Foppe ten Broek, an estate agent in his early 60s, bought the round of drinks in his local bar, De Turfhoeve, in the small town of Sevenum in the southern province of Limburg, just minutes after Queen Beatrix went on TV on January 28th to announce her surprise abdication.
Ten Broek recalled to the assembled royalists how a friend of his had done the very same thing in 1980 when the late Queen Juliana announced her abdication and her succession by her then lawyer daughter, Princess Beatrix (42).
Mr Ten Broek said his friend, Ton Rutten, had sent the bill for the drinks, written on the back of a beer mat, to Nordeinde Palace in The Hague – and had been delighted to receive a friendly thank-you letter by return, refunding the money for the celebratory toast.
On the basis of his story, Mr Ten Broek was persuaded by popular demand to do likewise, enclosing a personal letter to HRH the Prince of Orange, his future king – along with the modest bar bill of €97.20 for 27 people, and, of course, the receipt.
There was no beer mat this time and at the end of the letter he gave his bank account number for a convenient electronic transfer.
He even suggested to the crown prince: “Perhaps in the future one of my daughters can do the same thing again when you are succeeded by your daughter, Amalia – making this a proper and lasting tradition.”
At the moment, the new heir apparent to the Dutch throne, Princess Amalia – the eldest of Crown Prince Willem-Alexander’s three daughters – is aged nine.
Three weeks later, Mr Ten Broek received the reply from Nordeinde Palace which confirmed he did indeed appear to have established a new royal tradition in the Netherlands.

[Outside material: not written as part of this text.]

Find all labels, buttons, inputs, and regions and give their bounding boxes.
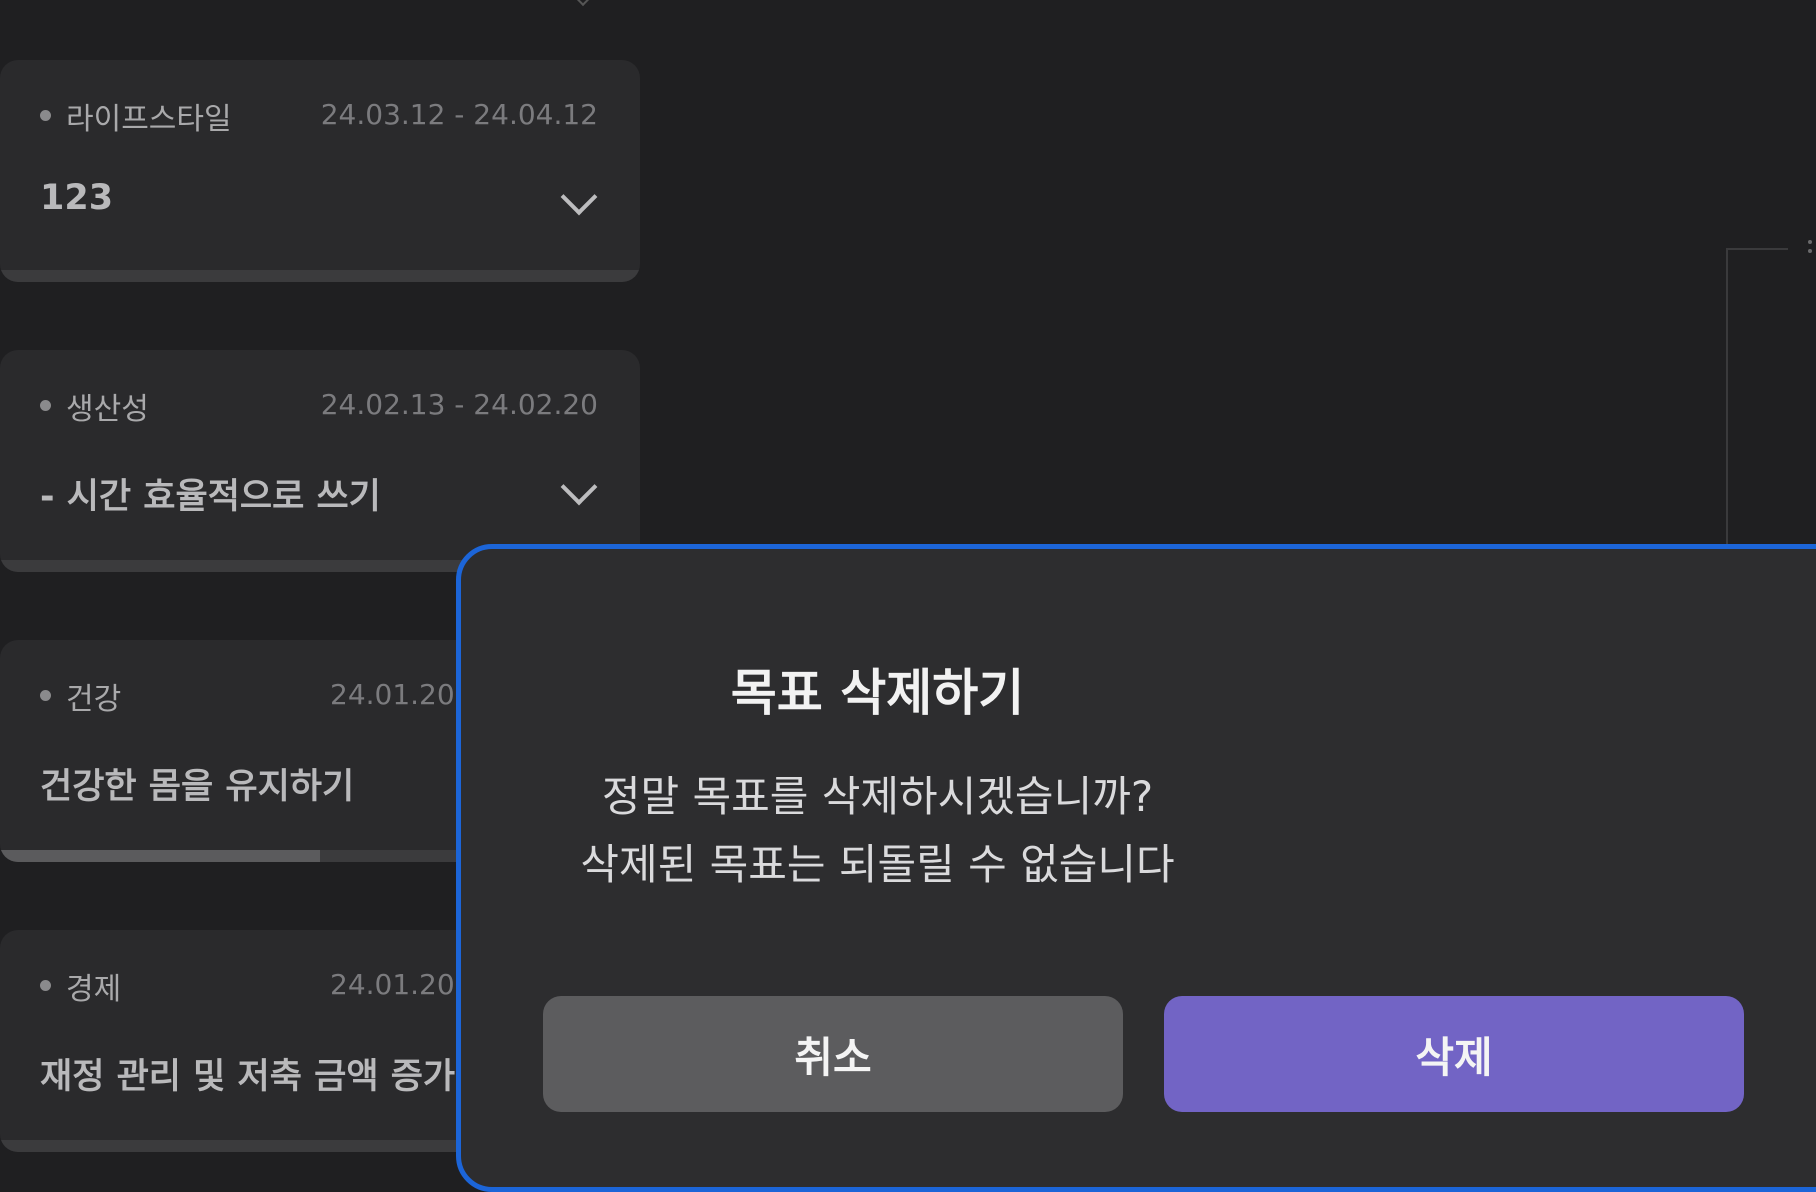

The letter, signed by Willem-Alexander’s private secretary, Joost Klarenbeek, thanked him for his good wishes to the queen and her heir, and said that Willem-Alexander would be happy to pick up the tab, although it added – in these recessionary times – “as a one-off”.
The letter also said that on the prince’s instructions the beer mat from 1980 had been successfully tracked down – stored in the royal archives.